Graph distances, how can I speed it up?

Terry Reedy tjreedy at udel.edu
Mon Jun 3 09:54:45 EDT 2002


"Miki Tebeka" <tebeka at cs.bgu.ac.il> wrote in message
news:33803989.0206030235.4134d33e at posting.google.com...
> Hello All,
>
> I'm trying to calculate distances in a graph. (The ultimate goal is
> to calculate the distances between verbs in WordNet)
>
> The graph is built edge after edge and each time I recalculate the
> distances matrix. However this takes ages to complete. (will finish
in ~50H).

There is a reasonably efficient algorithm for computing the distance
between vertices in a graph.  I am sure that this is *much* more
efficient than doing so incrementally.  I am pretty sure that I would
be available in the graphical algorithms section of the C-coded Boost
package, which has a Python wrapper.  (Don't know details.)

>     Distances are held in hash table of pairs (x,y) -> distance.

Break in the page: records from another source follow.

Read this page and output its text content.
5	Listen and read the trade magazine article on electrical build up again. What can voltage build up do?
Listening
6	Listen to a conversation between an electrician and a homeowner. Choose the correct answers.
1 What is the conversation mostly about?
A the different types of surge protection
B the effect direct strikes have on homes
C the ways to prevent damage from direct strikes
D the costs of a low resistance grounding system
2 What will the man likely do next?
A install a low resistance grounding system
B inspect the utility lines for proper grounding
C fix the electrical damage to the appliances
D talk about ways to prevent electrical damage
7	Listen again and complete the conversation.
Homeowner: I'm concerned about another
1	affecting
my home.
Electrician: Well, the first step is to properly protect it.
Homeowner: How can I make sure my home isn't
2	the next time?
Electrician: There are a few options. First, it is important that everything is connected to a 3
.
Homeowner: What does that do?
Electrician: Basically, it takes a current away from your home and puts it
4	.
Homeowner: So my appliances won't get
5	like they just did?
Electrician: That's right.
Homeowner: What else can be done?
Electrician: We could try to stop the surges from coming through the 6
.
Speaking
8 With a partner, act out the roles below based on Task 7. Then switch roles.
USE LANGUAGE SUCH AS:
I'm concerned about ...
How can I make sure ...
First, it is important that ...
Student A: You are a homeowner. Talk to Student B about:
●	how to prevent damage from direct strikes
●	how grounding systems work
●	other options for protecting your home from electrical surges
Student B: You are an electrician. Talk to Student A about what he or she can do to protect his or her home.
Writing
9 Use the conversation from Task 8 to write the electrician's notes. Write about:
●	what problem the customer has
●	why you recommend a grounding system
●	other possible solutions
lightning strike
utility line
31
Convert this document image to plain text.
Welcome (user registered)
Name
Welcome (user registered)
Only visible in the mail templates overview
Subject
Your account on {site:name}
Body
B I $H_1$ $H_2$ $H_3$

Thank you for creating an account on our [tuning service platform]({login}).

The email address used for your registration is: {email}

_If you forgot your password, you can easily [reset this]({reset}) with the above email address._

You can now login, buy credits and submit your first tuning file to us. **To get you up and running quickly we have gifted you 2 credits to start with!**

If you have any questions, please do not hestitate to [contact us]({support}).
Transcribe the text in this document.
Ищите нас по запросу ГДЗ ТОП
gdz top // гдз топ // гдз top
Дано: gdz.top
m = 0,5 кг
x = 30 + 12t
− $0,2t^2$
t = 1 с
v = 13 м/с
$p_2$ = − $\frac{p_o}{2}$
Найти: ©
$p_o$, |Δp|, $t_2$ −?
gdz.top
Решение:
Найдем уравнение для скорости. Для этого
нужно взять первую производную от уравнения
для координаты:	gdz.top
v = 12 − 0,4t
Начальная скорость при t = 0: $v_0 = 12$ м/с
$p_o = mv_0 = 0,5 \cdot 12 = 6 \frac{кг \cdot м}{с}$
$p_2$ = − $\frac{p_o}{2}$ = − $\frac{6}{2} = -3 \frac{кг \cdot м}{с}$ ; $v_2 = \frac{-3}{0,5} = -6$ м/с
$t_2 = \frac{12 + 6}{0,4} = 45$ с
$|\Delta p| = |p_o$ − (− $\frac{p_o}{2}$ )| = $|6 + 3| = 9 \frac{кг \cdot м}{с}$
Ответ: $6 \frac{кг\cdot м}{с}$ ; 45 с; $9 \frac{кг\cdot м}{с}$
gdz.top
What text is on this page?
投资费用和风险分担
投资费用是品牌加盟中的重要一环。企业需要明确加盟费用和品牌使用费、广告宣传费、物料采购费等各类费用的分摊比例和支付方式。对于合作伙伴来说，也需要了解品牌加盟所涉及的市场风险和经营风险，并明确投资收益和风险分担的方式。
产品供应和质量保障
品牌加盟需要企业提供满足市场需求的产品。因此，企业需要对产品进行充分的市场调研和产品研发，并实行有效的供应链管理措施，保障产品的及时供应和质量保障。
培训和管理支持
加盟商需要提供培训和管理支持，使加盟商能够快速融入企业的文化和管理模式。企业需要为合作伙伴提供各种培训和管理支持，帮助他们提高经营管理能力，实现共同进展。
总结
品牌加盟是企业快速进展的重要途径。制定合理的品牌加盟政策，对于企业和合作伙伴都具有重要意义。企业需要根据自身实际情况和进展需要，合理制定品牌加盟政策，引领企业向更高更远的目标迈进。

A 2-d array would take about the same space and probably be quicker.
A 2-d Numerical Python array, which you would want for a large graph,
would be better both ways.

>     For each vertex a hash of all vertexes conncted to it is saved
>     to improve distance update.

As near as I can tell, you only access the lists of neighbors as
lists, so store them that way.

>         return self.forward.get(x, {}).keys()
>         return self.backwards.get(x, {}).keys()

But biggest boost will come from using C-coded function.